Das Jahr 2021 begann mit zwei verkehrspolitischen
Gesetzesinitiativen, die kaum noch zu erwarten waren. Das Kabinett
verabschiedete einen Gesetzentwurf zum autonomen Fahren, der in die Ressortabstimmung geht. Bundestag und Bundesrat debattierten die Novelle zum Personenbeförderungsgesetz (PBefG).
Zu der Novelle soll es kommende Woche eine Anhörung im
Verkehrsausschuss geben. Nach den vielen Pannen dieser
Regierungskoalition nimmt das Verkehrsministerium zum Schluss nochmals
im Sinne des Wortes Fahrt auf. Doch die Kleinteiligkeit der
Beförderungs-Branche droht die sich bietende Chance zu verstolpern.

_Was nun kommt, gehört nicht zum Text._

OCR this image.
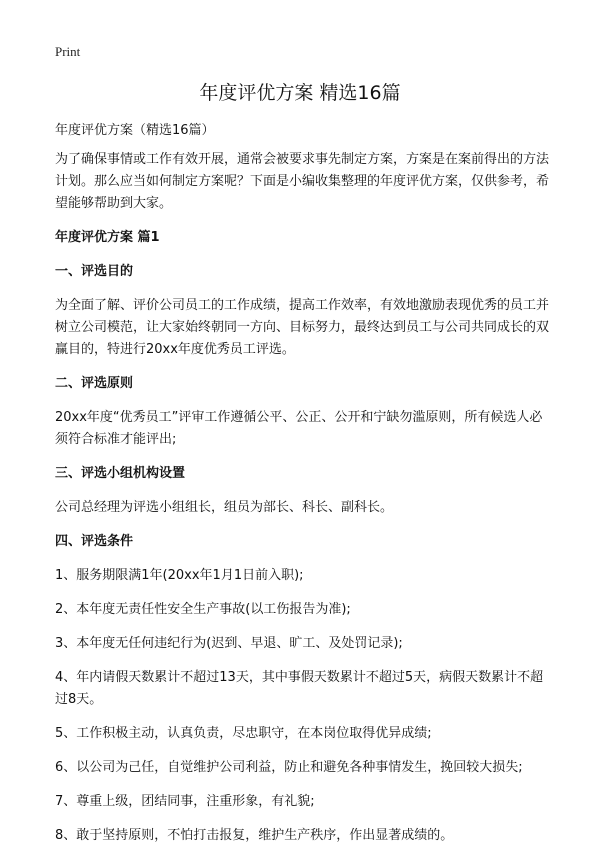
Print
年度评优方案 精选16篇

年度评优方案（精选16篇）

为了确保事情或工作有效开展，通常会被要求事先制定方案，方案是在案前得出的方法计划。那么应当如何制定方案呢？下面是小编收集整理的年度评优方案，仅供参考，希望能够帮助到大家。

年度评优方案 篇1
一、评选目的

为全面了解、评价公司员工的工作成绩，提高工作效率，有效地激励表现优秀的员工并树立公司模范，让大家始终朝同一方向、目标努力，最终达到员工与公司共同成长的双赢目的，特进行20xx年度优秀员工评选。

二、评选原则

20xx年度“优秀员工”评审工作遵循公平、公正、公开和宁缺勿滥原则，所有候选人必须符合标准才能评出;

三、评选小组机构设置

公司总经理为评选小组组长，组员为部长、科长、副科长。

四、评选条件

1、服务期限满1年(20xx年1月1日前入职);

2、本年度无责任性安全生产事故(以工伤报告为准);

3、本年度无任何违纪行为(迟到、早退、旷工、及处罚记录);

4、年内请假天数累计不超过13天，其中事假天数累计不超过5天，病假天数累计不超过8天。

5、工作积极主动，认真负责，尽忠职守，在本岗位取得优异成绩;

6、以公司为己任，自觉维护公司利益，防止和避免各种事情发生，挽回较大损失;

7、尊重上级，团结同事，注重形象，有礼貌;

8、敢于坚持原则，不怕打击报复，维护生产秩序，作出显著成绩的。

Die beiden Reformvorhaben könnten in ihrem Gestaltungsanspruch
unterschiedlicher nicht sein: Die Novelle des
Personenbeförderungsgesetzes besteht vor allem aus dringenden
Reparaturarbeiten. Erstmals sollen Pooling-Dienste,
die Fahrwünsche auf digitalen Plattformen bündeln, legalisiert und
neben Taxis und Mietwagen zum dritten Bestandteil des öffentlichen
Verkehrsangebotes werden.
Bislang wurden Pooling-Dienste von Anbietern wie Clevershuttle, Moia,
Viavan oder Door2Door in der Regel über eine Experimentierklausel sehr
aufwendig und auch nur vorläufig genehmigt.
Diskutiert wird in der Branche – neben einer Reihe von
Änderungen wie der Abschaffung der Ortskundeprüfung – besonders heftig
die Frage nach dem Unterschied zwischen Taxi und Mietwagen. Sie wird im Gesetzestext weiterhin nicht wirklich geregelt.
Die Taxibranche hatte sich beschwert, dass Mietwagen-Anbieter ihre
Preise frei bestimmen könnten und die dafür auferlegte Rückkehrpflicht
zum Betriebssitz permanent unterlaufen wird. Mietwagen würden wie Taxis
einfach mitten in der Stadt auf Fahrgäste warten.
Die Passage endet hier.